The roots of the TRILATERAL COMMISSION stem from a book titled Between Two Ages, written by Zbigniew Brzezinski in 1970, while he was a professor at Columbia University in New York City. David Rockefeller read the book and was impressed with its contents. The book inspired Rockefeller to create the TC - (Trilateral Commission). Columbia University just happens to be where the Marxist think tank, “Institute for Social Research,” later known as The Frankfort School was established in 1933.
In July 1972, 8 members of CFR, among whom were David Rockefeller and Zbigniew Brzezinski founded the Trilateral Commission. The Commission’s purpose is to engineer an enduring partnership among the ruling classes of North America, Western Europe, and Japan; hence the term ‘Trilateral’ - in an attempt to influence public opinions and government decision-makings in such a way that the peoples, governments and economies of all nations must serve the needs of multinational banks and corporations. To achieve this, Trilateralists must manage both dependence and democracy — at home and abroad. In other words, they must reduce the mass to dependency and suppress democracy and any voice of protest through control and surveillance.
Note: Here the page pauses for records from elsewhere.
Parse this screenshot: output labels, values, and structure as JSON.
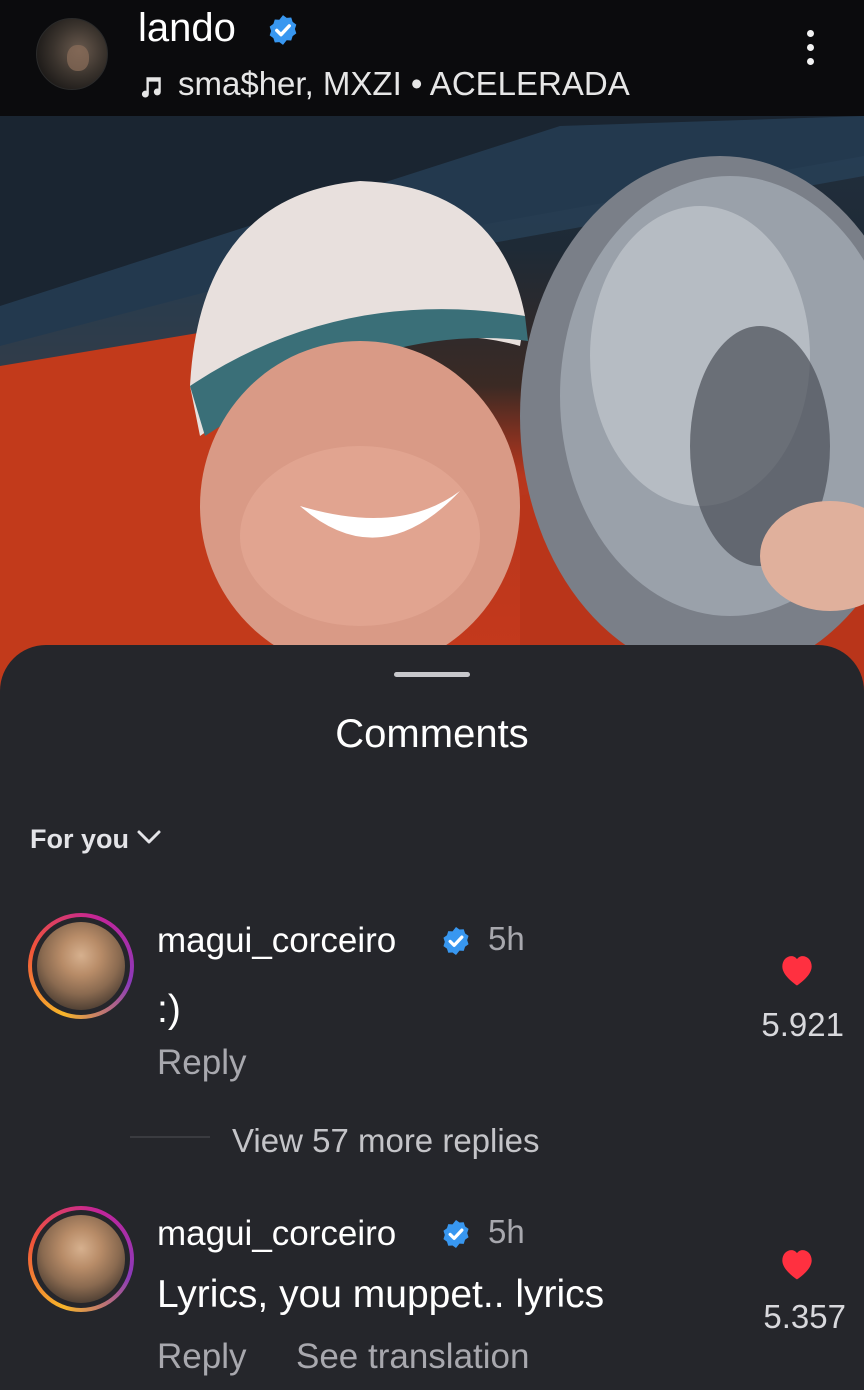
{
  "header": {
    "username": "lando",
    "verified": true,
    "music": "sma$her, MXZI • ACELERADA",
    "more_icon": "more-vertical-icon"
  },
  "photo": {
    "alt": "lando-selfie-photo"
  },
  "comments_sheet": {
    "title": "Comments",
    "filter_label": "For you",
    "filter_icon": "chevron-down-icon",
    "view_replies": "View 57 more replies",
    "comments": [
      {
        "username": "magui_corceiro",
        "verified": true,
        "time": "5h",
        "text": ":)",
        "reply_label": "Reply",
        "likes": "5.921"
      },
      {
        "username": "magui_corceiro",
        "verified": true,
        "time": "5h",
        "text": "Lyrics, you muppet.. lyrics",
        "reply_label": "Reply",
        "translate_label": "See translation",
        "likes": "5.357"
      }
    ]
  },
  "colors": {
    "sheet_bg": "#25262b",
    "header_bg": "#0b0b0d",
    "verified_blue": "#3897f0",
    "heart_red": "#ff3040",
    "muted_text": "#a8a8ae"
  }
}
The ultimate aim would be to establish an one-world economy, one-world government, one-world monetary system, and one-world religion.
The following excerpts from official TC’s documents, together with writings and speeches of founding members will confirm this.
Since Brzezinski, who became the TC's founding executive director, provides the rationale for the creation of TC, we would like to further examine the ideas contained in his book Between Two Ages (p. 300):
“Though Stalinism may have been a needless tragedy for both the Russian people and communism as an ideal, there is the intellectually tantalizing possibility that for the world at large it was, as we shall see, a blessing in disguise.” (Note: Stalin had massacred at least 20 million people and here Brzezinski praises the ideology of this mass murderer.)
“Marxism represents a further vital and creative stage in the maturing of man’s universal vision. Marxism is simultaneously a victory of the external man over the inner, passive man and a victory of reason over belief.” (Note: he believes in the god of reason.)
“In the absence of social consensus society’s emotional and rational needs may be fused — mass media makes this easier to achieve — in the person of an individual who is seen as…making the necessary innovations in the social order.” (Note: he calls for a charismatic individual who can change the social order, i.e. the Anti-Christ.)
“Such a society would be dominated by an elite whose claim to political power would rest on allegedly superior scientific know-how. Unhindered by the restraints of traditional liberal values, this elite would not hesitate to achieve its political ends by the latest modern techniques for influencing public behavior and keeping society under close surveillance and control.”
“Movement toward such a community (of developed nations)… would involve the forging of community links among the United States, Western Europe, and Japan (a Trilateral Commission stated objective).”
“Though the objective of shaping a community of the developed nations is less ambitious than the goal of world government, it is more attainable.”
“The Soviet Union could have emerged as the standard-bearer of this century’s most influential system of thought and as the social model for resolving the key dilemmas facing modern man.”
Marxism “supplied the best available insight into contemporary reality. Marxist theory [is] this century’s most infuential system of thought.”
The approaching 200th anniversary of the Declaration of Independence could justify the call for a national Constitutional convention to reexamine the nation’s formal institutional framework.”